Se la prima parte dell’esposizione presenta il materiale necessario a produrre l’immagine della Biennale alla luce di una visione critico-decostruttiva, la seconda parte, invece, costituisce la fase di ricostruzione in chiave propositiva. Questa consiste nel provvedere lo spazio della galleria del materiale utile allo sviluppo di un dibattito sul ripensamento delle funzioni delle Biennali, dove questo avrà come esito la progettazione di una Mobile Documenta. Secondo Goldenberg la Mobile Documenta è lo strumento capace di offrire soluzioni pratiche al molte delle problematiche sollevate.

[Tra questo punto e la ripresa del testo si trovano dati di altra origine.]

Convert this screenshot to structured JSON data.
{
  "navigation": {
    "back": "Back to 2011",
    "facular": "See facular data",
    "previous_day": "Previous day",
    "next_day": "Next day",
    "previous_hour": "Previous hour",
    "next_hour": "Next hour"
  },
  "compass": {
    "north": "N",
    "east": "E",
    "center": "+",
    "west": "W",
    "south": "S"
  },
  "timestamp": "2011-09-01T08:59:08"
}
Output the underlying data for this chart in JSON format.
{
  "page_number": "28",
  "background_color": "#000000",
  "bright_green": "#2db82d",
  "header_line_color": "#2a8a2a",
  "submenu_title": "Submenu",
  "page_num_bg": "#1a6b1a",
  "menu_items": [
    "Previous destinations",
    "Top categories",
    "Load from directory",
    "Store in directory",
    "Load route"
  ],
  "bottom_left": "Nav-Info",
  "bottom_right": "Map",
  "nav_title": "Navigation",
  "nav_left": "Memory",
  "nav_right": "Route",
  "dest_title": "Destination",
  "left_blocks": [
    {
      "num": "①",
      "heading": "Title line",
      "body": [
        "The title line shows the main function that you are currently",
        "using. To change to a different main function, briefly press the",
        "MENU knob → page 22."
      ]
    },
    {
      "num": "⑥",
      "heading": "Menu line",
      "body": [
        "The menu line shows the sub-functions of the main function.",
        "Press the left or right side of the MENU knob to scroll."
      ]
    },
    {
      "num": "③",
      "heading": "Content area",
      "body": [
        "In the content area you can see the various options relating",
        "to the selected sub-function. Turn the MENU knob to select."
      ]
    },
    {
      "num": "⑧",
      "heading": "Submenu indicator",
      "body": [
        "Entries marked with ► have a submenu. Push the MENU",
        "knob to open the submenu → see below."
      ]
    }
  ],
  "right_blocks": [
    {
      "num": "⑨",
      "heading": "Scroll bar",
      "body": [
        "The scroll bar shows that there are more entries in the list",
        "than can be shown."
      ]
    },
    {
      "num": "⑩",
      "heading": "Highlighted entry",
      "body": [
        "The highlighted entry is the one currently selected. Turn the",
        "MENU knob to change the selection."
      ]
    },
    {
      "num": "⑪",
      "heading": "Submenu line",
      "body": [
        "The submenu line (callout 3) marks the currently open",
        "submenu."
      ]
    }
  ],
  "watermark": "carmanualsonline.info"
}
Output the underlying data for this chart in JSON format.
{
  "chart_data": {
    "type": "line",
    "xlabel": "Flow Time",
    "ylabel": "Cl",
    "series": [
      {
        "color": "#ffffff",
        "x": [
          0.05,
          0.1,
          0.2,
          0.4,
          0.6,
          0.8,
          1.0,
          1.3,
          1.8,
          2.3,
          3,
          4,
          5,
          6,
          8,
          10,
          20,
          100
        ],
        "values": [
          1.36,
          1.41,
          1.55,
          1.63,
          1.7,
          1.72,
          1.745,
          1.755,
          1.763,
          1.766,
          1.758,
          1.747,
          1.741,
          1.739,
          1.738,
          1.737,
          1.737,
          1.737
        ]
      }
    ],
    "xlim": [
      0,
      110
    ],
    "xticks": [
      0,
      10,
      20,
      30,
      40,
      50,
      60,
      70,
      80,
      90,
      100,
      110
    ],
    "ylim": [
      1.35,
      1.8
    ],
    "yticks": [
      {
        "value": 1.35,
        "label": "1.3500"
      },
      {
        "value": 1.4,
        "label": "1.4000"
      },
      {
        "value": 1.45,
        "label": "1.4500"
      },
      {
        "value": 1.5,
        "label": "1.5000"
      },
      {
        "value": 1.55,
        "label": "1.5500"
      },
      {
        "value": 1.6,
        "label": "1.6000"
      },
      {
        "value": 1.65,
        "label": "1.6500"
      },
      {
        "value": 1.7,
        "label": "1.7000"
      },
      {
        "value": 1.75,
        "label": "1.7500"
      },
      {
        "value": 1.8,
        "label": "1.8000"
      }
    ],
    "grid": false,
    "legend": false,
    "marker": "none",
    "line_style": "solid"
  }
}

L’incontro – dibattito che si terrà in città al termine della mostra, intitolato In search of Post Autonomy, è inteso quale elemento di completamento del progetto.

Per maggiori informazioni sul progetto di David Goldenberg intitolato Post Autonomy, si prega di consultare i seguenti siti:
http://www.postautonomy.co.uk/, e http://www.postautonomyarchive.co.uk/.

Biografia dell’artista


David Goldenberg, (Hitchin, Hertfordshire, UK, 1956), è un importante artista concettuale inglese. Personali principali_Da anni la sua ricerca si sta concentrando sul concetto di Post Autonomy, che ha sviluppato in diverse mostre realizzate in importanti istituzioni internazionali, fra cui ricordiamo la recente Template - Mobile Documenta, Chisenhale Studios, Londra (2011), The Space of Post Autonomy, Arts Depot, Vienna (2011), Plausible Artworlds, Basekamp, Philadelphia (2010), Mobile Documenta, Fordham Gallery, Londra (2009), The Time of Post Autonomy is now, Your space, Van Abbemuseum, Eindhoven, Olanda (2009), the Space of Post Autonomy, Local operations, Serpentine Gallery, Londra (2007). Collettive principali_Fra le collettive principali, Goldenberg annovera la partecipazione a diverse manifestazioni di rilievo internazionale, fra cui ricordiamo la Biennale di Berlino (2012), la seconda Biennale della Mongolia (2010), la decima edizione della Biennale di Istanbul (2007), la Sesta Biennale di Sharjah, Emirati Arabi (2003). A queste si aggiungono diverse mostre in istituzioni pubbliche internazionali fra cui segnaliamo Jump into cold water, Shedhalle, Zurigo (2006), Century City, Tate Modern, Londra (2001), Out of space, Kolnischerkustverein, Germania (2000). Bibliografia selezionata_ Atlantica, 48/49, 2010, Netwerk Center for Contemporary art Annual, 2007, Les Merveilles du monde, di Jane Lee, a White Window Project, 2006; Postautonomie, a cura di Stefan Beck, Gutleut Verlaug, 2006; Art Anthology, DuMont Literatur und Kunst Verlag, Cologne, 2004; New Media in Late Twentieth Century Art, a cura di Michael Rush, Thames and Hudson book Ed., Londra, 1995; Installation Art, a cura di Michael Petry, Thames and Hudson book Ed., Londra, 1993.